Notice that it says may direct. It doesn’t say they aren’t allowed the option to delegate their authority to the voters of their state.

But they would actually then have to so delegate the authority. Colorado on the face of it does not appear to have done so. The initiative backers are attempting an end run around the Legislature and the Constitution based on the Colorado case law. I don’t think it will hold up if it passes, if not because of the legislature issue then because of the attempt to apply it to this election.

Well, the legislature is responsible for creating the initiative process (or at least for leaving it in the state constitution), right? In effect, they’re delegating their power to the voters.

Interesting idea. However, the legislature can’t delegate power that isn’t theirs to delegate. The general initiative process in the Colorado statutes or constitution can’t override the federal Constitution. If the federal Constitution doesn’t allow the state to delegate its power then whatever action the state might take (or not take) is irrelevant.

I don’t think it’s too much of a stretch to consider an initiative, proposed and passed in accordance with the process laid out by the legislature, to be “such Manner as the Legislature thereof may direct”.

The number of states does affect the electoral vote, because each state starts with 3 electoral votes, no matter what. Thus Wyoming, Alaska and North Dakota, together get 9 electoral votes for their 1,776,599 (combined) citizens, which is the same number as Colorado’s 4506542 citizens(www.census.gov).

I’m not sure what you’re getting at.

Currently, a candidate only needs to win the electoral votes from the 11 largest states to become President. Defenders of the electoral college say that it’s necessary in order to get candidates to focus on other states, but if we eliminated the electoral college, candidates would need the votes from the 10 largest states - a difference of only one state. That’s what I call virtually no effect.

Well, there’s some effect. It’s possible to draw up a case where a candidate wins the EC vote but loses the popular vote by a considerable margin. Imagine winning the slimmest majority in the 38 least-populous states for the EC win, and getting no votes at all in the 12 largest states. The popular-vote margin could be immense. By my own rough calculation, a candidate could win with 65 million well-placed votes, defeating a candidate who gets twice as many, or more.

Then again, if the orbital mind-control lasers zapped about two thousand state legisators, the U.S. could be constitutionally amended out of existance tomorrow.

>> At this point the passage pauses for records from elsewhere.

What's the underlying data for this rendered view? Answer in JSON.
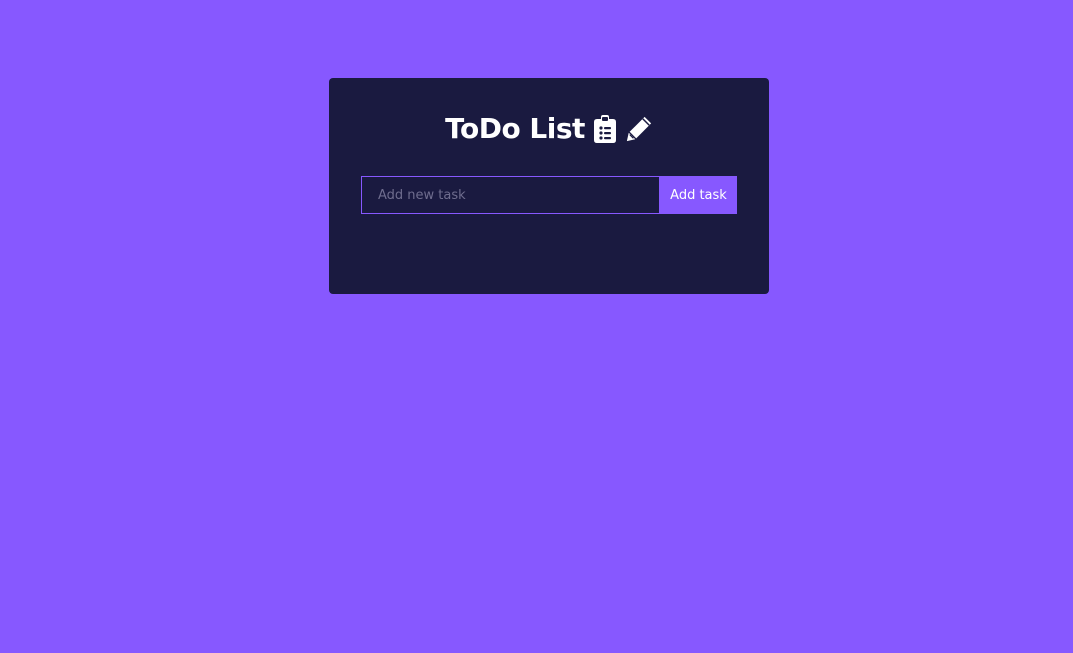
{
  "app": {
    "title": "ToDo List"
  },
  "header": {
    "icons": [
      "clipboard-list-icon",
      "pencil-icon"
    ]
  },
  "form": {
    "input_value": "",
    "input_placeholder": "Add new task",
    "add_button_label": "Add task"
  },
  "colors": {
    "background": "#8758ff",
    "card": "#1a1a40",
    "accent": "#8758ff",
    "text": "#ffffff"
  }
}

I don’t agree that this would be a bad thing. The fact is, that the winner would be receiving votes in every state and in every county. The fact that when you draw the arbitrary lines of states, effectively gerrymandering the resuts, and you get “majorities” in more of those states, doesn’t bother me.

It’s Ohioan.

Well, if it passes, that’ll be the question for the court.

I can’t find a cite for this, but the last time this was studied was in the Clinton White House. (Now GOP-partisan) Dick Morris crunched the numbers and calculated the largest margin someone could lose the popular vote and still win a majority of the electoral vote was 7/10 of 1%.

And the whole premise is silly to start with. Big states like CA & NY are never going to vote 99% for ANY candidate- or even close to it.

What this will do then is force the candidates to not give up on ANY state- they must camapign in them all. Even a state running 70% for their opponent means that there is maybe 10% undecided- and that means the difference between winning 30% or only 20% in that states.

Smaller states have a teeny advantage in that their Senators count for more- thus each voter has a bit more clout. Thus, even the dinky states will get attention.